We also removed stale permissions — the old policy still had entries for a Paperclip infrastructure we decommissioned. Dead permissions are attack surface. We cut them.
What We Deleted
After the migration was confirmed working:
- Deleted the
github-actions-aws-deployerIAM user entirely - Deleted both static key secrets from GitHub (
AWS_ACCESS_KEY_ID,AWS_SECRET_ACCESS_KEY) - Rotated and cleaned up stale PATs on our bot account
The IAM user no longer exists. There’s nothing to rotate, nothing to leak, nothing to audit for usage.
Why This Matters for AI Infrastructure
If you’re running AI tooling on AWS — EC2 instances for agents, S3 for scripts and artifacts, SSM for secrets — you almost certainly have credentials somewhere that could be tightened.
The pattern we see in a lot of early-stage AI infrastructure: move fast, use the default auth approach (static keys), add permissions when things break. That’s fine to get started. It’s not fine to leave in place.
The specific risks for AI workloads:
Agents with AWS access need tightly scoped credentials. Our test-bot EC2 instance has an IAM instance profile. That profile can only read from specific SSM parameter paths and a specific S3 bucket. If the bot is compromised, the blast radius is contained.
CI/CD pipelines deploying AI infrastructure are high-value targets. A compromised pipeline that deploys your infrastructure can modify what your agents have access to. OIDC scoping means a compromised run can’t do anything a human reviewer didn’t approve via the role’s permissions.
Secrets in Parameter Store beat secrets in code or environment. Our agents read API keys from SSM at runtime — Anthropic key, GitHub PAT, Telegram token.
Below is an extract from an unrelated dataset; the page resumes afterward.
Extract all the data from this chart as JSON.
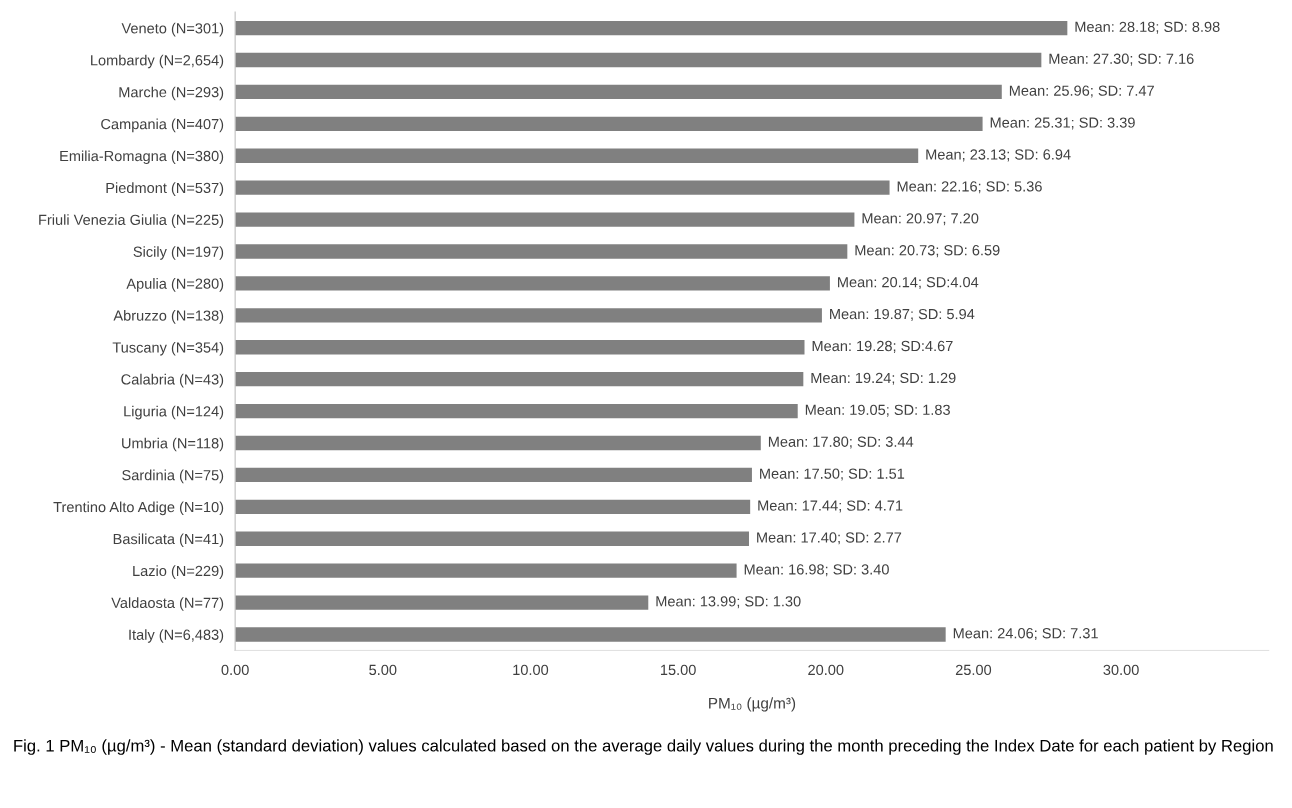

They’re encrypted at rest, access is logged in CloudTrail, and rotating them doesn’t require redeploying anything.
The Sequence That Works
If you’re starting from static keys and want to get to this state:
- Create the OIDC provider and IAM role (Terraform it so it’s reproducible)
- Update one workflow to use OIDC auth — test it, confirm it works
- Update all workflows to use OIDC
- Delete the old IAM user and GitHub secrets — don’t leave them as fallback
- Set up IAM Identity Center for local access if you haven’t already
- Audit the permission policy while you’re in there — remove anything unused
Do it in that order. Step 4 is the one people skip, leaving the old credentials active “just in case.” That’s not a migration, that’s running two auth systems simultaneously.
The Takeaway
Static AWS access keys are the password123 of cloud infrastructure — everyone knows they’re a problem, most people have them anyway because they work.
OIDC and IAM Identity Center aren’t harder to set up than the old approach once you’ve done it once. They’re just less familiar. The Terraform for the OIDC provider is about 40 lines. The workflow change is three lines. The security improvement is substantial.
If you’re running any AI infrastructure on AWS, this is the week to do it.